The dark side of humanity’s consumption and need for stimulus has arguably always been close to cinema’s heart. From the days of early film to the golden age of the art form in which the Noir became king and through to the 1970s when humanity was under the pressure of unease and the drug culture became more apparent as Heroin became the narcotic choice, cinema has always reflected this darkness and given stark warning to the after effects of such crimes and punishments.

One of the great films of all time framed this culture perfectly. The French Connection remains one of the critical must see films of its kind and nothing has really given such insight since, however parallel to it is the story of  Pierre Michel and his crusade against the drug cartels in his country and the shipment of Heroin across the Atlantic to New York.
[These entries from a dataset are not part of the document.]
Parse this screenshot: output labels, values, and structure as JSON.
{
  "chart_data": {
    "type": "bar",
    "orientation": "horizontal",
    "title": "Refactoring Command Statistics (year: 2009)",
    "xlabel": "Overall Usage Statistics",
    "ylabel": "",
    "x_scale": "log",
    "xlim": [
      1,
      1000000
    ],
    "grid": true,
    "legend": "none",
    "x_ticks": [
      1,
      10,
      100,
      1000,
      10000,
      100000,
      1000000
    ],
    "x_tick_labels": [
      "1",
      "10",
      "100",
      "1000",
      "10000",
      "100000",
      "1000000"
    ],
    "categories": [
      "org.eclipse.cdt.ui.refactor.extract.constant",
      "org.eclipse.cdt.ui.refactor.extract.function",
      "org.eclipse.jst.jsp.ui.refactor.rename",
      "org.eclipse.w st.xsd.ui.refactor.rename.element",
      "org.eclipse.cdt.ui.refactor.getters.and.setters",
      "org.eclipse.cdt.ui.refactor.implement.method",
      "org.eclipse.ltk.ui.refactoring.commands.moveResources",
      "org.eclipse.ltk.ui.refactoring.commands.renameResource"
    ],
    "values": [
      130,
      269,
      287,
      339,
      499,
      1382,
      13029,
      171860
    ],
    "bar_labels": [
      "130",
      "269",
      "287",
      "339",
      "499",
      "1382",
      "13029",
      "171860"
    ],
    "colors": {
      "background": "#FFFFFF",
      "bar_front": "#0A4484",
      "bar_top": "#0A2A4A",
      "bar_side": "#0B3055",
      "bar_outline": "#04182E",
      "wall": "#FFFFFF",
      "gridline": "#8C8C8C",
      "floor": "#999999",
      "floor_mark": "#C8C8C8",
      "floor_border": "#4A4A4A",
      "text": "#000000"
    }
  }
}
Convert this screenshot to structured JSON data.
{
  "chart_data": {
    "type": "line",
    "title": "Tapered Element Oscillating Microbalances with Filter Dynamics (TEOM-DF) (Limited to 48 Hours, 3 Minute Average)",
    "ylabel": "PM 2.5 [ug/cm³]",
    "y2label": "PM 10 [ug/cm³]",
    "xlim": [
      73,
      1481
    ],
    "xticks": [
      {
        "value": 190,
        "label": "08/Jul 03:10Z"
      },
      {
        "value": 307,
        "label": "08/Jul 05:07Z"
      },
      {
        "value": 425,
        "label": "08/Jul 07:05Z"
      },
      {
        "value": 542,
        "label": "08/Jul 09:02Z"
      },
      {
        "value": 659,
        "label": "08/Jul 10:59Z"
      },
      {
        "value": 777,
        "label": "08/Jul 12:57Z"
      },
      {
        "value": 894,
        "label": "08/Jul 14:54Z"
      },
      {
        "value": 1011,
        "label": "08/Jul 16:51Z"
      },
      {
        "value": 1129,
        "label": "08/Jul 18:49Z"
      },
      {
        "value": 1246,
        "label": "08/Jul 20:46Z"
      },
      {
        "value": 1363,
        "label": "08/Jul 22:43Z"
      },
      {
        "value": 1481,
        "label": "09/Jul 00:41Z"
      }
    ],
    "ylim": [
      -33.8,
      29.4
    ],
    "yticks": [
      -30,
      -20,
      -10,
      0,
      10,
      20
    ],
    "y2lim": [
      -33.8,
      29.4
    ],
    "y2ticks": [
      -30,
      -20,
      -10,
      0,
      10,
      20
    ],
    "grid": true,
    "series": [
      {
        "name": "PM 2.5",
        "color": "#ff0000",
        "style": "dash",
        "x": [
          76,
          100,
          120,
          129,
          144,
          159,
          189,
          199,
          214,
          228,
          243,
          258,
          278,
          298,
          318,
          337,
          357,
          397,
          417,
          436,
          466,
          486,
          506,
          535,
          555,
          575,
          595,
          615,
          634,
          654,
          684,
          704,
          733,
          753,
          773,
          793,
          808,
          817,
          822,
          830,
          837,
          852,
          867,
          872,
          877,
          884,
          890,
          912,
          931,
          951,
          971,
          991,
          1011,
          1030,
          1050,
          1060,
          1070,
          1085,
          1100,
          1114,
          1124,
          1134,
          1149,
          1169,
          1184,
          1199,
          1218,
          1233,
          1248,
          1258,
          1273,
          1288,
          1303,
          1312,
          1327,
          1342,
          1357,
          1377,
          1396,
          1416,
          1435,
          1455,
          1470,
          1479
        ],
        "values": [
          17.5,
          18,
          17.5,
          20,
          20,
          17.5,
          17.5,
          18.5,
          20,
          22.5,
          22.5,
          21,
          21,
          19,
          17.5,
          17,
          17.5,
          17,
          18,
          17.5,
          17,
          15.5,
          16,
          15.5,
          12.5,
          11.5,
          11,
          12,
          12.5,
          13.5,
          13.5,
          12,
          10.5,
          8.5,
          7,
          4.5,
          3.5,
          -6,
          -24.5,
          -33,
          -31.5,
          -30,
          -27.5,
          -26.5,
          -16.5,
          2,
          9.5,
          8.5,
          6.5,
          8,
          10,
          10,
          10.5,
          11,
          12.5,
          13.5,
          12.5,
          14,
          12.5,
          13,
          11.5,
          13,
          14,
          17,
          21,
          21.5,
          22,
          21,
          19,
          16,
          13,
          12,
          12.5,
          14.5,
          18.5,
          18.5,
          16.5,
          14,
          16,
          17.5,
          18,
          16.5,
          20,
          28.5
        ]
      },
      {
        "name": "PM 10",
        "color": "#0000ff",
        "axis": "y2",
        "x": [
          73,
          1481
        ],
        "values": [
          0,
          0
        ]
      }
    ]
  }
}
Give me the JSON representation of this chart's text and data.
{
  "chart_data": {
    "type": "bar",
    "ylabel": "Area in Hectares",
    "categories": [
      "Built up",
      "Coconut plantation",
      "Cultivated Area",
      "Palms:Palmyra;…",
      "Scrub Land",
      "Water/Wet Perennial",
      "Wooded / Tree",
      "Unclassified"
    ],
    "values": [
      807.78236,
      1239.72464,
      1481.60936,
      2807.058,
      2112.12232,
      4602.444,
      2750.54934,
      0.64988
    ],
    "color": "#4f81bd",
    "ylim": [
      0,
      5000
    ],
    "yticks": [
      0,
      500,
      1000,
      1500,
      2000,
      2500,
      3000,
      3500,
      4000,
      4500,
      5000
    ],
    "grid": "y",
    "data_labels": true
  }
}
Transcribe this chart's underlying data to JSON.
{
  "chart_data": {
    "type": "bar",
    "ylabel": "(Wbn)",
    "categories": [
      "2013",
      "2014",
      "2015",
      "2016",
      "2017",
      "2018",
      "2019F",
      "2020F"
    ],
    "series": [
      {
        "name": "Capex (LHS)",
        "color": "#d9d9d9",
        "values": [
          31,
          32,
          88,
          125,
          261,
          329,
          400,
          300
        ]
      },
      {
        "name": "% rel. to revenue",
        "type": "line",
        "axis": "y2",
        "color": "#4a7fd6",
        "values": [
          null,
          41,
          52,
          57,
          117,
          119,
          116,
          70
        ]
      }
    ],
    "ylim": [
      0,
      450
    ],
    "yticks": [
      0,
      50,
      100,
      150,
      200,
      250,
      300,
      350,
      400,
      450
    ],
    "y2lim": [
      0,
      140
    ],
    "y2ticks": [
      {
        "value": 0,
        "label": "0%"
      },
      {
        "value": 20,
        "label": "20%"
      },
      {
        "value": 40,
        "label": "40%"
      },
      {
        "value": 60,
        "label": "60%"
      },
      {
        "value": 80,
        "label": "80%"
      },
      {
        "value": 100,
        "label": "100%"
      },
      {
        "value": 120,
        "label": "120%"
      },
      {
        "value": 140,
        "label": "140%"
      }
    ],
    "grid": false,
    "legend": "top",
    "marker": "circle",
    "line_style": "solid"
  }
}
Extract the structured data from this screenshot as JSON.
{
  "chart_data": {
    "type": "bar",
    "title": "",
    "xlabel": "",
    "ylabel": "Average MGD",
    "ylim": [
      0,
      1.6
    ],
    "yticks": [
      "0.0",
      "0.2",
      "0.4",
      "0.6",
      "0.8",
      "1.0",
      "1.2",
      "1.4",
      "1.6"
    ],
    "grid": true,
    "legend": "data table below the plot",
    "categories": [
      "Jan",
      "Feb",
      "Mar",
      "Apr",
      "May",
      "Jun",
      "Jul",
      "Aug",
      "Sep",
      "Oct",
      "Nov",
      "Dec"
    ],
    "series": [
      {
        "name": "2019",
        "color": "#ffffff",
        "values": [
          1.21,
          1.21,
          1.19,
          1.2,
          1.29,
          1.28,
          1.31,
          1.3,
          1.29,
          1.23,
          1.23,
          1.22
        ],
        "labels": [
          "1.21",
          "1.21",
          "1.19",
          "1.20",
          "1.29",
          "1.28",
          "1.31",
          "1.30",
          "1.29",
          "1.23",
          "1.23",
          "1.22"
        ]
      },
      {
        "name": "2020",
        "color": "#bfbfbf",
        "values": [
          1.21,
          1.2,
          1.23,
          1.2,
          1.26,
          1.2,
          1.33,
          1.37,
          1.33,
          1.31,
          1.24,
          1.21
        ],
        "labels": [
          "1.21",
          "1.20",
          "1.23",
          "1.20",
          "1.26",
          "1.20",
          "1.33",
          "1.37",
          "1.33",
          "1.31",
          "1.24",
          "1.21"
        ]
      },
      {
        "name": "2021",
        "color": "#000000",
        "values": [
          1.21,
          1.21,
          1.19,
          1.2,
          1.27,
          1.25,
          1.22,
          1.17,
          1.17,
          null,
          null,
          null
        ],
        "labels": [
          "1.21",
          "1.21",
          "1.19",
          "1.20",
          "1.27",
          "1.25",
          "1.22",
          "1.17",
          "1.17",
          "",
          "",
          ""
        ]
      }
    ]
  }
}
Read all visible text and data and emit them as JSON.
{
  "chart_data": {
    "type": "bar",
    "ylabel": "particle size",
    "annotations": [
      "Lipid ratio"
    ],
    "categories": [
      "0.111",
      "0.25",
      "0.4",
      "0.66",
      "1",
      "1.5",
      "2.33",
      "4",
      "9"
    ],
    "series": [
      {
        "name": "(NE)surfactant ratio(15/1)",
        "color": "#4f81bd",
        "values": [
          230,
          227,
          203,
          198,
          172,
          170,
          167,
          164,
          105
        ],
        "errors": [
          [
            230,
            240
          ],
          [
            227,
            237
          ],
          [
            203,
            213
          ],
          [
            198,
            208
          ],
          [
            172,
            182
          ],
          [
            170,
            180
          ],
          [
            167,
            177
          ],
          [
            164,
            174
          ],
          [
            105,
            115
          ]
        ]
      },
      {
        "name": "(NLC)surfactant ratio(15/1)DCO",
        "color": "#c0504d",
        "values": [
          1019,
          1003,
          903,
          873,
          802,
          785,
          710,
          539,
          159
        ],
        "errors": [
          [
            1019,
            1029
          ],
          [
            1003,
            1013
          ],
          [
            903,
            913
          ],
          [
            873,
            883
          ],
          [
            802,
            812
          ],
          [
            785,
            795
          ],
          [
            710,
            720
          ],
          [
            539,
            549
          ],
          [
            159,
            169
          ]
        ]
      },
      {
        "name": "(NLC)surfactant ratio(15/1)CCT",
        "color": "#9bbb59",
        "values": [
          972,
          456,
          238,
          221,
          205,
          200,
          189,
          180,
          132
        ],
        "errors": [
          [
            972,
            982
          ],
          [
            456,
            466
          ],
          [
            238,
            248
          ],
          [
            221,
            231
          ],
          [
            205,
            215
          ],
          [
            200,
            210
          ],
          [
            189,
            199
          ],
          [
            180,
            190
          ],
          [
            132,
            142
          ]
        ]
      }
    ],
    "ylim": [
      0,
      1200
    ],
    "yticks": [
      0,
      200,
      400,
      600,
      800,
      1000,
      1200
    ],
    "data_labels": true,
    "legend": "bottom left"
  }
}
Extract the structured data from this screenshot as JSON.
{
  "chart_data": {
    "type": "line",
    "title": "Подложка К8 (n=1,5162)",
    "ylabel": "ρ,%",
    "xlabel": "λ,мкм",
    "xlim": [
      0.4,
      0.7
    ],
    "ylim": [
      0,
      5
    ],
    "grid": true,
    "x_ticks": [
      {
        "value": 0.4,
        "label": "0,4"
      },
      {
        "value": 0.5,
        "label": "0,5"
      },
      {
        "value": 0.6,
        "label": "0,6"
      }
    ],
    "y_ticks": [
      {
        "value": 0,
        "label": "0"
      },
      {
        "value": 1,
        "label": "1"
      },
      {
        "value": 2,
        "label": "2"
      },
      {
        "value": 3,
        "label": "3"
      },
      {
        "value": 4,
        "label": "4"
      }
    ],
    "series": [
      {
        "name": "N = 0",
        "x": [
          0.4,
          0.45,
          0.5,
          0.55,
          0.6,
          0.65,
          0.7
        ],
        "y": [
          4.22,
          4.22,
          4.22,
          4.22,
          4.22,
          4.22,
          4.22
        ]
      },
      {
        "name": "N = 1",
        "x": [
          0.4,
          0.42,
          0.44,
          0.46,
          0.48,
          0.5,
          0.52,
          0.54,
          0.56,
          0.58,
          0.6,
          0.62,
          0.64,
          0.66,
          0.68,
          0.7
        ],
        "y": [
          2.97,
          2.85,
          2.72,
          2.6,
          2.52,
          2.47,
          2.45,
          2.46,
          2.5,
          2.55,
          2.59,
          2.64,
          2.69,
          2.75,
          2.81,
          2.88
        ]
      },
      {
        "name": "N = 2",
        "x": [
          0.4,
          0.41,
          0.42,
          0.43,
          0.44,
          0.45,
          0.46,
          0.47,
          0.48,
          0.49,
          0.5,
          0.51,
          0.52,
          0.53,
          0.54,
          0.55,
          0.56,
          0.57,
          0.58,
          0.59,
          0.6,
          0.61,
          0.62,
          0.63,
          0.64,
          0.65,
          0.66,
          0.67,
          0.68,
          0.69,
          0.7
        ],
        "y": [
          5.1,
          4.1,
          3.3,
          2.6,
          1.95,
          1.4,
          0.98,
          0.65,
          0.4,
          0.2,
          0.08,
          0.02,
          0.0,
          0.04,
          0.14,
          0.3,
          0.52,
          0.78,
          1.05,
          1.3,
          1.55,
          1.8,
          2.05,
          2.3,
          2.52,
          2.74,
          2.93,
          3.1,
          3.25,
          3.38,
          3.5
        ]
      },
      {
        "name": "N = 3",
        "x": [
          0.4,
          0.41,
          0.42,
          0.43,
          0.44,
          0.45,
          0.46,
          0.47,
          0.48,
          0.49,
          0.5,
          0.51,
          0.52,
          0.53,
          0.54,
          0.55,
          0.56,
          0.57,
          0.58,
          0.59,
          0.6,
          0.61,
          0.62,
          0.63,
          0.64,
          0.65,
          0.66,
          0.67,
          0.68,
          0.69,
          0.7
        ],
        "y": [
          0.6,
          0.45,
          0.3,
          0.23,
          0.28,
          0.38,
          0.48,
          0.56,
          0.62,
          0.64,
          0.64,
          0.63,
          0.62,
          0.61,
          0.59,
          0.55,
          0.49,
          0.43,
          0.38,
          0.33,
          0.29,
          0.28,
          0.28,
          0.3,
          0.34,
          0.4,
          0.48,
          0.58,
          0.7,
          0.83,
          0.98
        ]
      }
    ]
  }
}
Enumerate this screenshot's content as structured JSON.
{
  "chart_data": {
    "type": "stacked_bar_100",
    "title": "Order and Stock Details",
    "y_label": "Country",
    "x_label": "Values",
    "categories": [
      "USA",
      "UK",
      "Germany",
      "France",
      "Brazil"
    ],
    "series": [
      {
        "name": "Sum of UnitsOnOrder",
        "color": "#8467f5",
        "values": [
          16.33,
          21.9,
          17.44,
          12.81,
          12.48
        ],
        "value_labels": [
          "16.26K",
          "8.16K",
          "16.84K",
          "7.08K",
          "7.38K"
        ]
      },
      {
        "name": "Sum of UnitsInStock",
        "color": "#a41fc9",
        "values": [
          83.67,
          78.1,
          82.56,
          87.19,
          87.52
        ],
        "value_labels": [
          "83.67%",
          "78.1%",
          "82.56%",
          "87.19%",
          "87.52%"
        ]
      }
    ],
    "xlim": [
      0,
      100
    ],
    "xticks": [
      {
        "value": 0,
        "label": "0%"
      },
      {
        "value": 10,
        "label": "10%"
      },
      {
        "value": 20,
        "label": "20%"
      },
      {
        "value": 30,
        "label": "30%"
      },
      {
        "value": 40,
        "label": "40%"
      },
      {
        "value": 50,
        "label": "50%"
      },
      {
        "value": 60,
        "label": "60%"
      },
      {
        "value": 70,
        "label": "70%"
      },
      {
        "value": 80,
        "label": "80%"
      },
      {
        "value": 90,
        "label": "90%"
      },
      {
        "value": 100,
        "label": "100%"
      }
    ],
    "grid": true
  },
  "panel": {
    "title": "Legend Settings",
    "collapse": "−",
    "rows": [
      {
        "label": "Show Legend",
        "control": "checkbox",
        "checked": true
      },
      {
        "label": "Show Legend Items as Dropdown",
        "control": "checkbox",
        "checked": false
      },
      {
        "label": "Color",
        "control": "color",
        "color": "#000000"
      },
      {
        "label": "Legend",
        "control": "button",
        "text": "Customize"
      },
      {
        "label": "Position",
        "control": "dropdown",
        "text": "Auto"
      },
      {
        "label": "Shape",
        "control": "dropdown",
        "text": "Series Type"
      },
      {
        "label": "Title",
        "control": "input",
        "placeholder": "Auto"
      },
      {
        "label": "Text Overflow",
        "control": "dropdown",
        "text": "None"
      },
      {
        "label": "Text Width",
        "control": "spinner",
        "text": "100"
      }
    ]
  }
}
The Connection is the story as seen from the French side of the 1970s dip into a drug perhaps more dangerous than anything than had hit the streets of Europe and America before. It is a story filled with tension and dishonour, of lies and disgrace, the fingers of the new breed of criminal it seems, able to infiltrate even the offices of the supposedly incorruptible and always it takes one person to put their foot down and say no more for the innocent to feel safe.

The Connection makes great stock of the interplay between the two main protagonists, Pierre Michel and Gaëtan “Tany” Zampa, portrayed by Jean Dujardin and Gilles Lellouche. It is a pairing that works well on screen and more than makes up for the lack of feeling of realism that comes across in the police force trying to take down the suppliers of the new and deadly drug. The two actors, especially Dujardin, have the rare ability to have the same intensity that audiences credit De Niro and Pacino with but with a certain sophistication and complex superiority, it is the classic pose but genuine deep rooted acting ability.

Whilst nothing could capture the same cinematic integrity of The French Connection, The Connection is a worthy stand alongside film, one that really unsettles the soul and ruffles the seedy underbelly of life.